There is a further execution risk that tends to receive insufficient attention: when an AI strategy begins to fail, the failure can be difficult to detect — and even harder to diagnose.

When a traditional strategy deteriorates, a portfolio manager can usually trace the logic. Was it a macro call that went wrong? A sector misjudgment? With AI, the decision process is often opaque. When returns start to erode, it may be unclear whether market conditions have shifted, whether the model has overfit to historical patterns or whether the underlying data has degraded. That opacity makes risk management and exit decisions considerably more difficult than in conventional strategies.

The result: executing an AI strategy raises not only the question of whether you can follow the signals, but the question of when you should stop trusting the model altogether. The latter question rarely has a clean answer.

Source: Poseidon

V. What the Three Constraints Mean for Investors

Taken together, the technical, market and execution dimensions give us a more complete answer to the question of whether AI can reliably make money for investors.

Technically, AI remains unstable. Hallucination, unreliable data and limited ability to anticipate truly novel events mean that AI cannot consistently make sound, independent investment decisions. It can be a useful supplement to human judgment, but it is far from a reliable autonomous decision-maker.

Structurally, AI-driven advantages are difficult to sustain. Even when AI generates alpha at a given moment, market competition tends to erode that advantage quickly. Strategies are replicated faster than ever, and the scale paradox limits how far even a working approach can be extended.

Operationally, execution is harder than it looks. Even when a model performs as designed, the friction between machine signals and institutional processes — compounded by the opacity of AI decision-making — typically reduces live returns well below what backtests imply.

Three practical conclusions follow.

First, do not overestimate AI's ability to generate returns. Most widely cited AI investing success stories depend on backtests, favorable market conditions or small-scale experiments that are neither sustainable nor easily replicated. When evaluating an AI-driven product, ask for live performance records and a clear account of how AI actually contributes to the investment process.

Second, AI is a tool, not a strategy. Its most defensible role is improving the efficiency of an investment process — lowering research costs, accelerating information processing, supporting risk identification, reducing operational overhead. The most effective applications tend to be collaborative ones, where AI handles data-intensive analysis and humans retain decision-making authority.

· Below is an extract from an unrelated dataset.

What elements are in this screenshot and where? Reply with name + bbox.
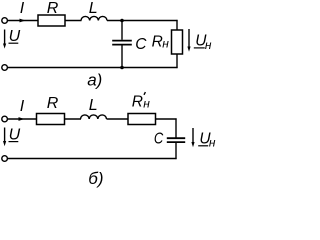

Third, execution capability matters as much as model quality. A strong AI signal that is inconsistently followed will not produce strong results. When assessing any AI-driven investment approach, the right questions are not only "how good is the model?" but "does this organization have the discipline and the infrastructure to execute it reliably?"

Source: Poseidon

VI. Conclusion

Return to the office from the opening of this piece. The backtest numbers on the screen still look impressive — 32% annualized returns, drawdown under 5%. But behind those numbers lie three layers of reality that the backtest cannot show.

Technically, models hallucinate, data deceives and black swans fall outside every training set. Structurally, effective signals are copied quickly and alpha windows close faster than they appear. Operationally, the friction between human judgment and machine output, the delays built into institutional processes and the silence when a model begins to fail — all of these conspire to open a gap between theoretical performance and actual results.

AI is not the market's secret code. It is a tool — real, evolving and genuinely useful in the right contexts. But a tool is what it is. It cannot substitute for judgment, eliminate uncertainty or guarantee returns.

The most durable investment edge has never come from owning the most sophisticated tool. It has come from understanding, clearly and honestly, what that tool can and cannot do. In the age of AI, that clarity is where sound investment decisions begin.